Install tesseract ocr 3 on OSX

0

I am trying to install Tesseract OCR on OSX 10.6...

I have got as far as installing leptonic (by downloading src and installing with ./configure; make; sudo make install) seemingly without any problems - but I don't know how to check.

I also installed Tesseract OCR 3 (from Google Code with ./runautoconf; ./configure; make; sudo make install) also seemingly without issue - but again I don't know how to check.

When I run tesseract input.jpg . I get error...

 bash-3.2$ tesseract ~/Desktop/DCIM/101_FUJI/DSCF1043.JPG . 
 Tesseract Open Source OCR Engine with Leptonica
 Error in pixReadStreamJpeg: function not present
 Error in pixReadStream: jpeg: no pix returned
 Error in pixRead: pix not read 
 Error in fopenReadStream: file not found 
 Error in pixRead: image file not found
 Image file ######
 Exif cannot be read! 

Similar error if I use tiff file as input.

I think I need some libraries - instructions for Ubuntu say to install libjpeg12-dev etc...

Does anyone have details of how to install tesseract on OSX?

Billy Moon

Posted 2011-09-20T17:51:34.847

Reputation: 226

Answers

2

Install macports: see http://www.macports.org/ for downloads and installation instructions.

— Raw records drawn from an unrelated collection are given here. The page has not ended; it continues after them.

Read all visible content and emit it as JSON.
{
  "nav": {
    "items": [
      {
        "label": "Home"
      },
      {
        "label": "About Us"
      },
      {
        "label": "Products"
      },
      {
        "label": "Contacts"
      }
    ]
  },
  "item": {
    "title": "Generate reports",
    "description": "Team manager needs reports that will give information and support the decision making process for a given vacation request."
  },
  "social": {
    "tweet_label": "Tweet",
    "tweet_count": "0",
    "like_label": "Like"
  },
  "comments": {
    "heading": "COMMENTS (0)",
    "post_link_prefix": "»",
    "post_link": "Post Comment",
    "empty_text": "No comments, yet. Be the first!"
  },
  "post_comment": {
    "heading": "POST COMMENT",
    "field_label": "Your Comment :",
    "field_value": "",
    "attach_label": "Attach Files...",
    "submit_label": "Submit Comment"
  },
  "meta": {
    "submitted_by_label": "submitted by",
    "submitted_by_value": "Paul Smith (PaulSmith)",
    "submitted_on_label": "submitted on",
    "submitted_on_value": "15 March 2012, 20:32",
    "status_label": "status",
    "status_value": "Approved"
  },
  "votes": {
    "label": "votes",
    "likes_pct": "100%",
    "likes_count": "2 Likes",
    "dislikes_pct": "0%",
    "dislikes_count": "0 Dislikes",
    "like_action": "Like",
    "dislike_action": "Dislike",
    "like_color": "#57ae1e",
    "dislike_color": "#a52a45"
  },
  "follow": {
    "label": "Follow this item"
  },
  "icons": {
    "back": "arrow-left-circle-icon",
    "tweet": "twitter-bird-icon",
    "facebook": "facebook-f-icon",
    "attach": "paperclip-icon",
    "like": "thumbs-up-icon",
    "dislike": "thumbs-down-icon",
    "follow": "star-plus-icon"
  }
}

Update the ports tree: sudo port selfupdate

Install tesseract: sudo port install tesseract

The tesseract port doesn't appear to have a variant that supports jpeg so you would need to install a graphic file converter and image adjustment (brightness, contrast and sharpness) package: sudo port install imagemagick

Convert your jpeg to tiff format, then perform OCR on it with tesseract: convert input.jpg input.tiff ; tesseract input.tiff ocr-text-ouput -l eng ; rm input.tiff

The resulting text should be found in the file ocr-text-ouput.txt.

p.s. you can adjust the image a bit for a potentially better OCR experience with convert options like these: convert -sharpen 1 -brightness-contrast 3X30 input.jpg input.tiff

tajh

Posted 2011-09-20T17:51:34.847

Reputation: 36

i had to install 'tesseract-eng' to get around segmentation fault 11. – Ian – 2013-06-04T15:23:24.490

2

I'm using homebrew on osx 10.7 and it was as simple as running these two commands:

brew install leptonica
brew install tesseract

This installed leptonica 1.68 and tesseract 3.01 with their dependencies

shig

Posted 2011-09-20T17:51:34.847

Reputation: 121

0

Working one command solution for me:

sudo brew install tesseract

This install tesseract and all dependencies. sudo necessary for some purposes, like jpeg packet linking.

user3291575

Posted 2011-09-20T17:51:34.847

Reputation: 1